Maike Bohn of the3million group, which represents EU citizens, said it had pressed the Government “for years” to acknowledge what would happen to those who have not acquired the status in 2021.
“Today, after much wait, it is confirmed that hundreds and thousands of people will be punished with the threat of removal from their home,” she said.
“This is no way to treat people, let alone what was promised. Those people who miss the tight deadline will face the full force of the hostile environment.
“That is the grim reality of the UK Government’s position, no matter how many times they repeat the phrase ‘EU citizens and their families are our friends, neighbours and colleagues and we want them to stay’.”
SNP immigration spokesperson Stuart McDonald MP urged the Tories to stop “playing with people’s lives” and to implement automatic permanent residence for EU nationals and family members already in the UK.
He said: “Instead of issuing threats to EU citizens who have spent years building their lives here, he should be focussing on supporting them to stay,” he said. “It is a clear admission that there are fundamental problems with the settled status scheme and a very real potential for hundreds of thousands of people to go from being legal residents to undocumented migrants overnight – yet the Tories continue to wilfully sit on their hands and do nothing to address it.

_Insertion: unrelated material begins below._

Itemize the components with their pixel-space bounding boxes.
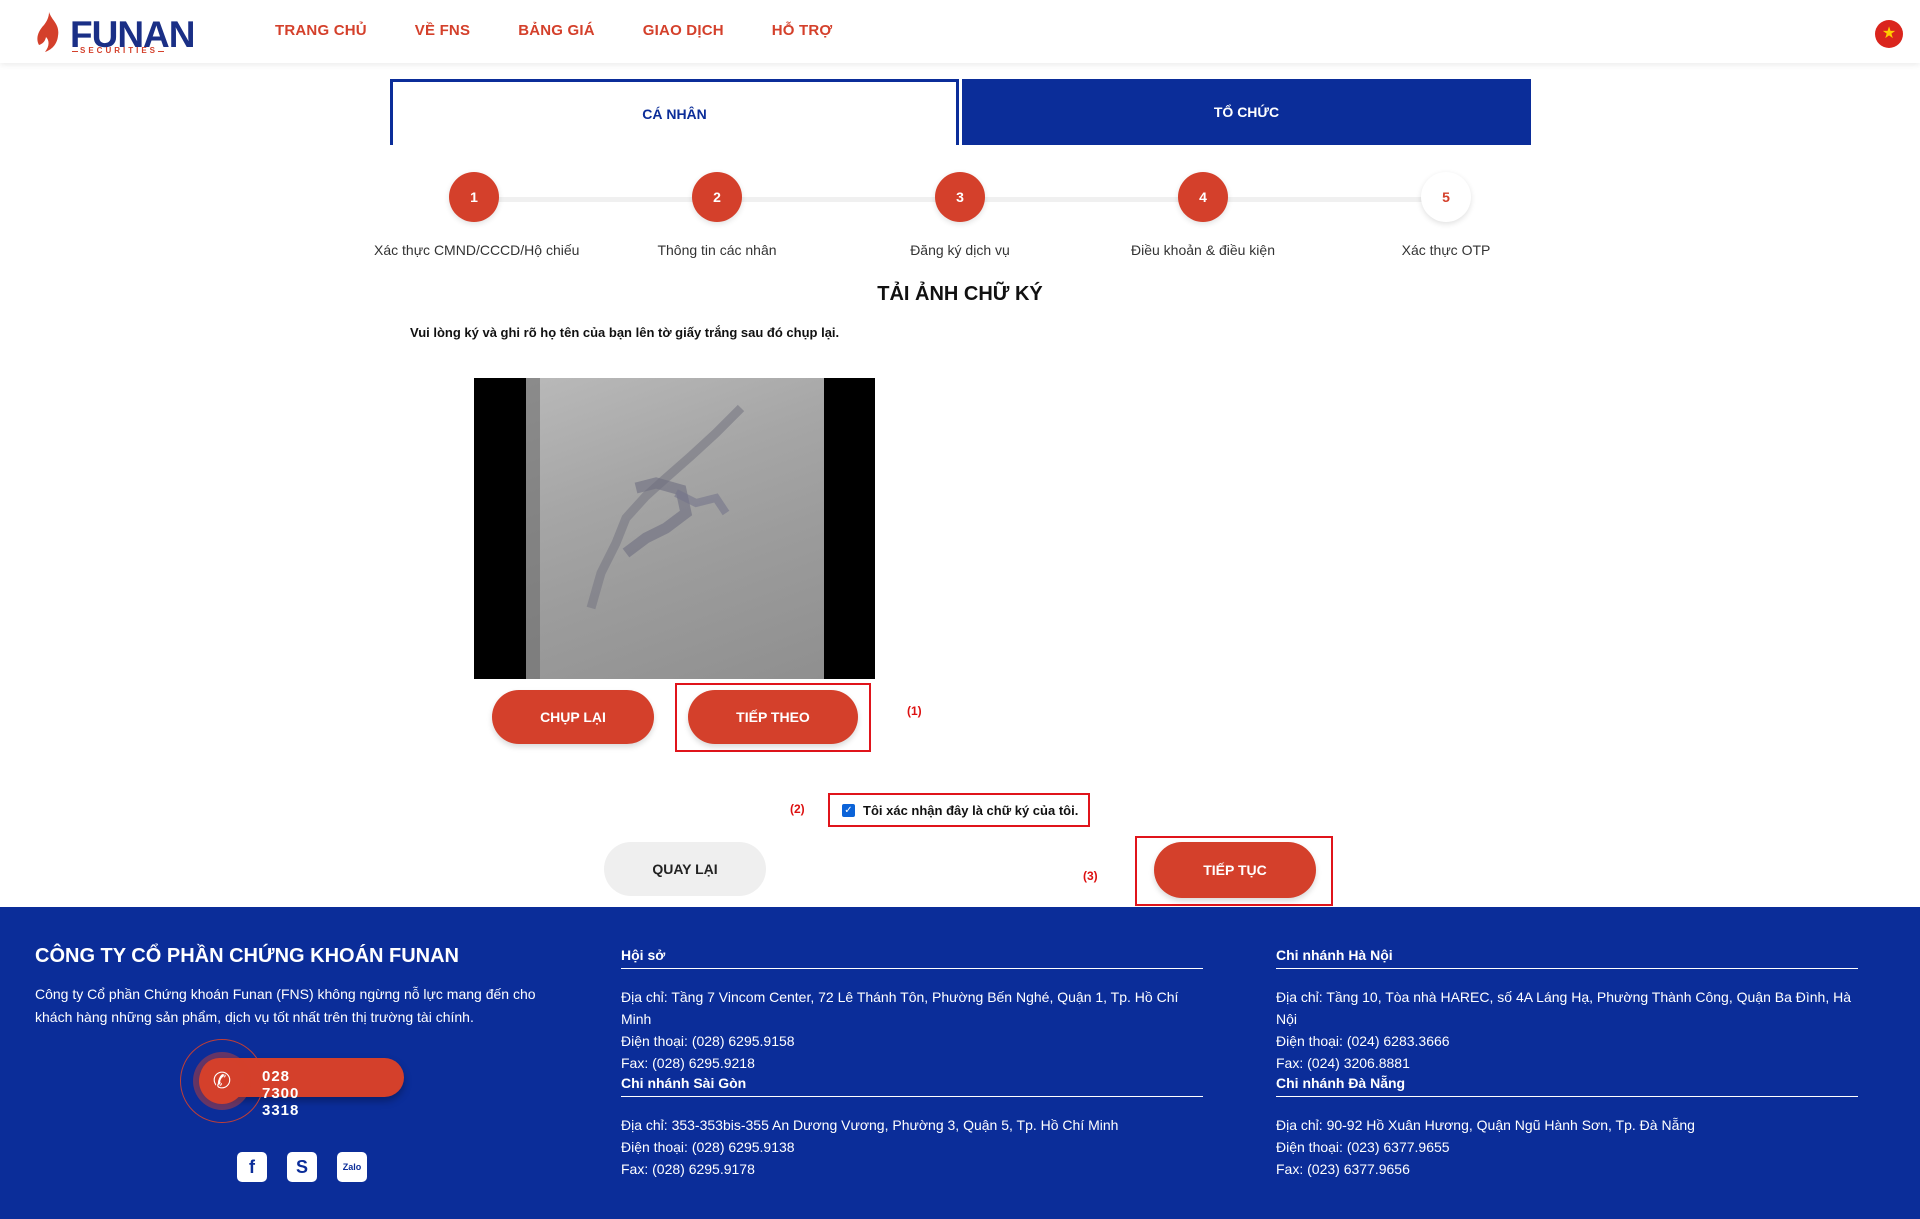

“The UK Government is completely ignoring this looming threat that would not only see thousands of of people being forced to leave their home in the UK, but leave thousands more unable to work, rent somewhere to live, access free healthcare, and open a bank account in order to continue living their life in the UK.”
A statement from a Home Office spokesman repeated a similar phrase and added: “We have received two million applications and are looking for reasons to grant status, not refuse, and EU citizens have until at least December 2020 to apply.
“We’ve always been clear that where they have reasonable grounds for missing the deadline, they’ll be given a further opportunity to apply.”